A federal appeals court said in a ruling Monday that recording police encounters is a clearly established constitutional right in Colorado, reversing a lower court’s dismissal of a lawsuit brought by a journalist who claims a Lakewood officer prevented him from recording a DUI stop.

Abade Irizarry, identified as a blogger and YouTube journalist, sued Lakewood police officer Ahmed Yehia in federal court over an incident from May 2019, saying Yehia stood in front of his camera’s lens and shined his flashlight directly at it to prevent him from recording an early-morning DUI stop. Other journalists were also at the scene, according to the lawsuit. Irizarry claimed Yehia also drove his patrol car directly at Irizarry before swerving and honking.
A magistrate dismissed Irizarry’s case, reasoning that although Irizarry had alleged a violation of his First Amendment rights based on prior restraint and retaliation, a right to record police officers had not been clearly established in the 10th Circuit at the time and so Yehia was entitled to qualified immunity.
Qualified immunity protects government employees from civil liability unless they have violated a clearly established legal right. The magistrate reasoned that Irizarry hadn’t pointed to any prior case that showed Yehia would have known that standing in front of Irizarry’s camera and shining a light into it violated his First Amendment rights.

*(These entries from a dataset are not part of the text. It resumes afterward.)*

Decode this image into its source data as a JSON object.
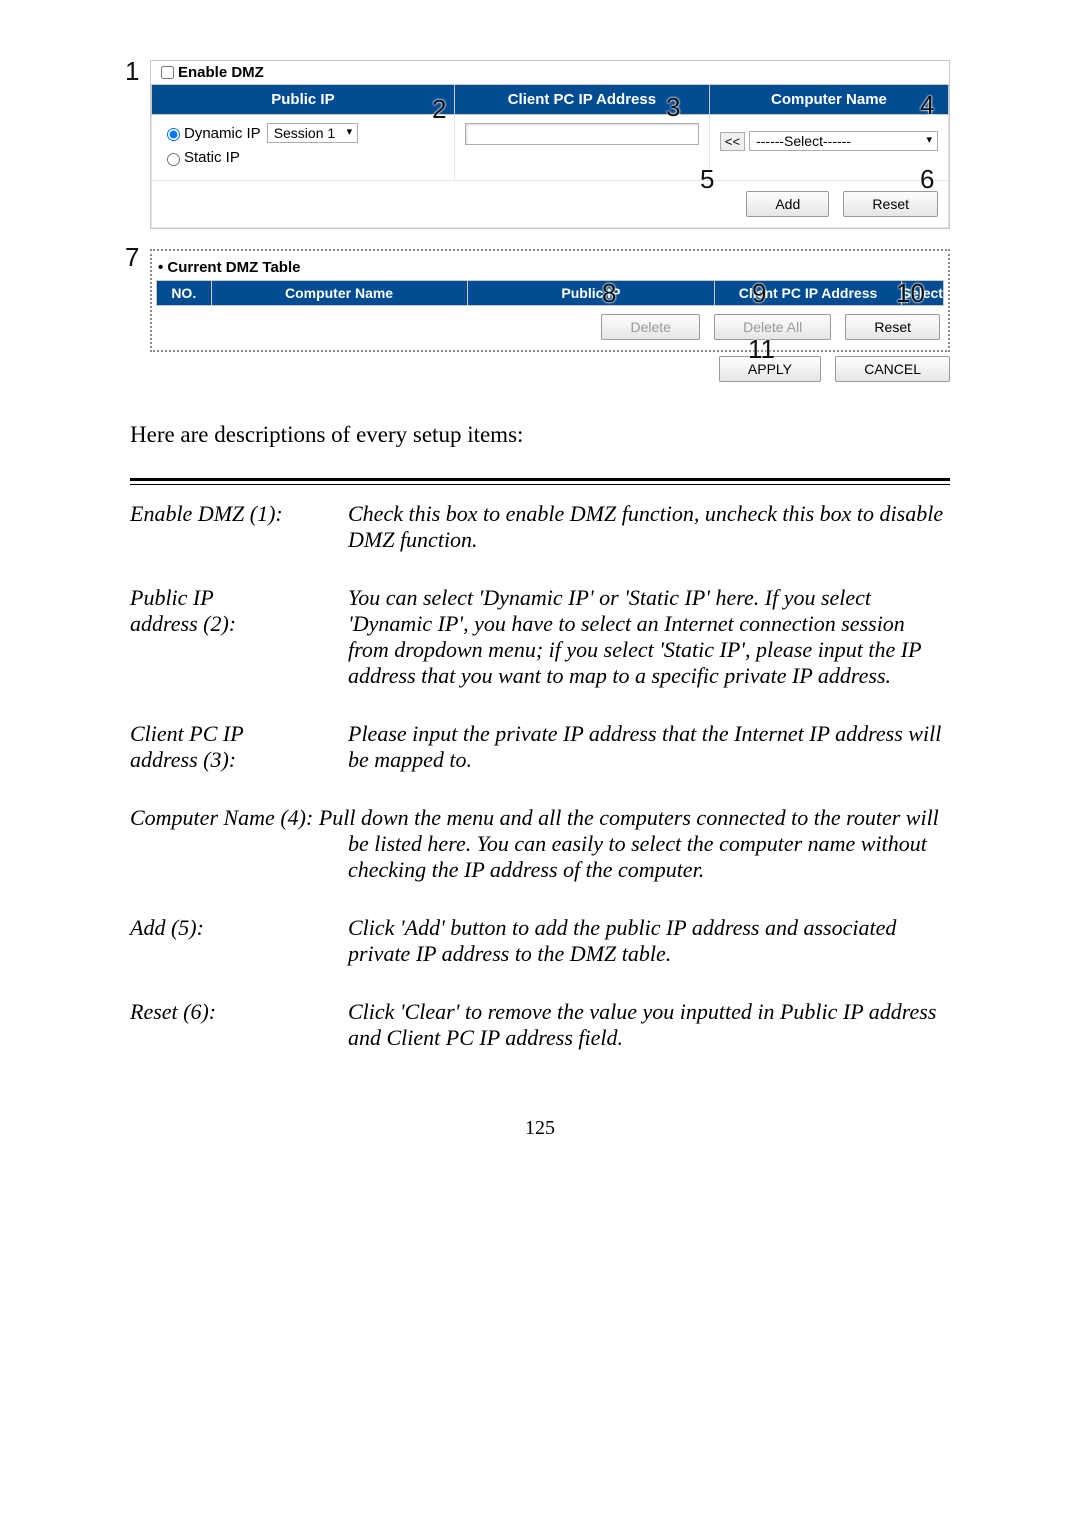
{
  "screenshot": {
    "enable_dmz_label": "Enable DMZ",
    "headers": {
      "public_ip": "Public IP",
      "client_ip": "Client PC IP Address",
      "computer_name": "Computer Name"
    },
    "public_ip": {
      "dynamic_label": "Dynamic IP",
      "session_value": "Session 1",
      "static_label": "Static IP"
    },
    "copy_btn": "<<",
    "computer_select_value": "------Select------",
    "buttons": {
      "add": "Add",
      "reset": "Reset",
      "delete": "Delete",
      "delete_all": "Delete All",
      "apply": "APPLY",
      "cancel": "CANCEL"
    },
    "current_table": {
      "title": "Current DMZ Table",
      "headers": {
        "no": "NO.",
        "computer_name": "Computer Name",
        "public_ip": "Public IP",
        "client_ip": "Client PC IP Address",
        "select": "Select"
      }
    },
    "callouts": {
      "n1": "1",
      "n2": "2",
      "n3": "3",
      "n4": "4",
      "n5": "5",
      "n6": "6",
      "n7": "7",
      "n8": "8",
      "n9": "9",
      "n10": "10",
      "n11": "11"
    }
  },
  "body": {
    "lead_text": "Here are descriptions of every setup items:",
    "items": [
      {
        "k": "Enable DMZ (1):",
        "v": "Check this box to enable DMZ function, uncheck this box to disable DMZ function."
      },
      {
        "k": "Public IP\naddress (2):",
        "v": "You can select 'Dynamic IP' or 'Static IP' here. If you select 'Dynamic IP', you have to select an Internet connection session from dropdown menu; if you select 'Static IP', please input the IP address that you want to map to a specific private IP address."
      },
      {
        "k": "Client PC IP\naddress (3):",
        "v": "Please input the private IP address that the Internet IP address will be mapped to."
      },
      {
        "k": "Computer Name (4):",
        "v": "Pull down the menu and all the computers connected to the router will be listed here. You can easily to select the computer name without checking the IP address of the computer.",
        "inline": true
      },
      {
        "k": "Add (5):",
        "v": "Click 'Add' button to add the public IP address and associated private IP address to the DMZ table."
      },
      {
        "k": "Reset (6):",
        "v": "Click 'Clear' to remove the value you inputted in Public IP address and Client PC IP address field."
      }
    ],
    "page_number": "125"
  }
}
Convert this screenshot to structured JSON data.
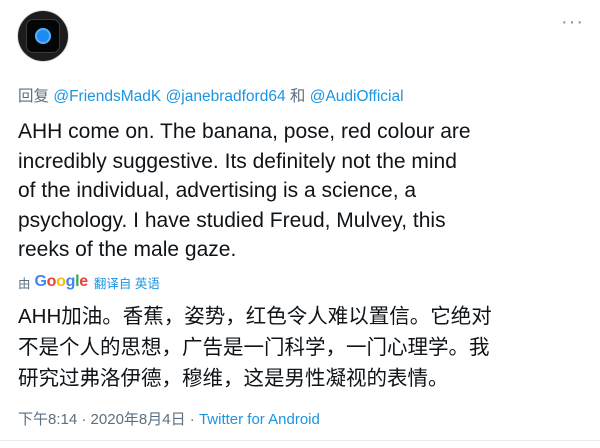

But the 10th Circuit Court of Appeals, which is based in Denver, disagreed with the district court’s reasoning. In a decision released Monday, the appeals court acknowledged “the persuasive weight of authority” from six other multistate federal appeals courts, which include both Democrat and Republican-appointed majorities, that have recognized a right to record police in their official duties.
The 10th Circuit also pointed to one of its own decisions – known as Western Watersheds – that acknowledged First Amendment protection for filming a police encounter, which said someone who photographs animals or takes notes about habitat conditions is “creating speech in the same manner as an individual who records a police encounter.”
Recording video is speech creation, not just conduct, which warrants protection under the First Amendment, said the 10th Circuit.
“If the creation of speech did not warrant protection under the First Amendment, the government could bypass the Constitution by simply proceeding upstream and damming the source of speech,” according to the ruling.
“Officer Yehia’s obvious interference with that right, motivated by Mr. Irizarry’s protected conduct, was a violation of clearly established law,” wrote Judge Scott Matheson, Jr. in the decision.
The circuit found Irizarry met each component needed to state a claim of retaliation for exercising his First Amendment right: That he was engaged in constitutionally protected conduct, that the defendant’s actions had an effect that would chill an average person from continuing their conduct and that the defendant’s action was substantially motivated as a response to the person’s protected conduct.
The 10th Circuit’s ruling reverses the federal trial court’s dismissal of Irizarry’s case and sends it back for more proceedings.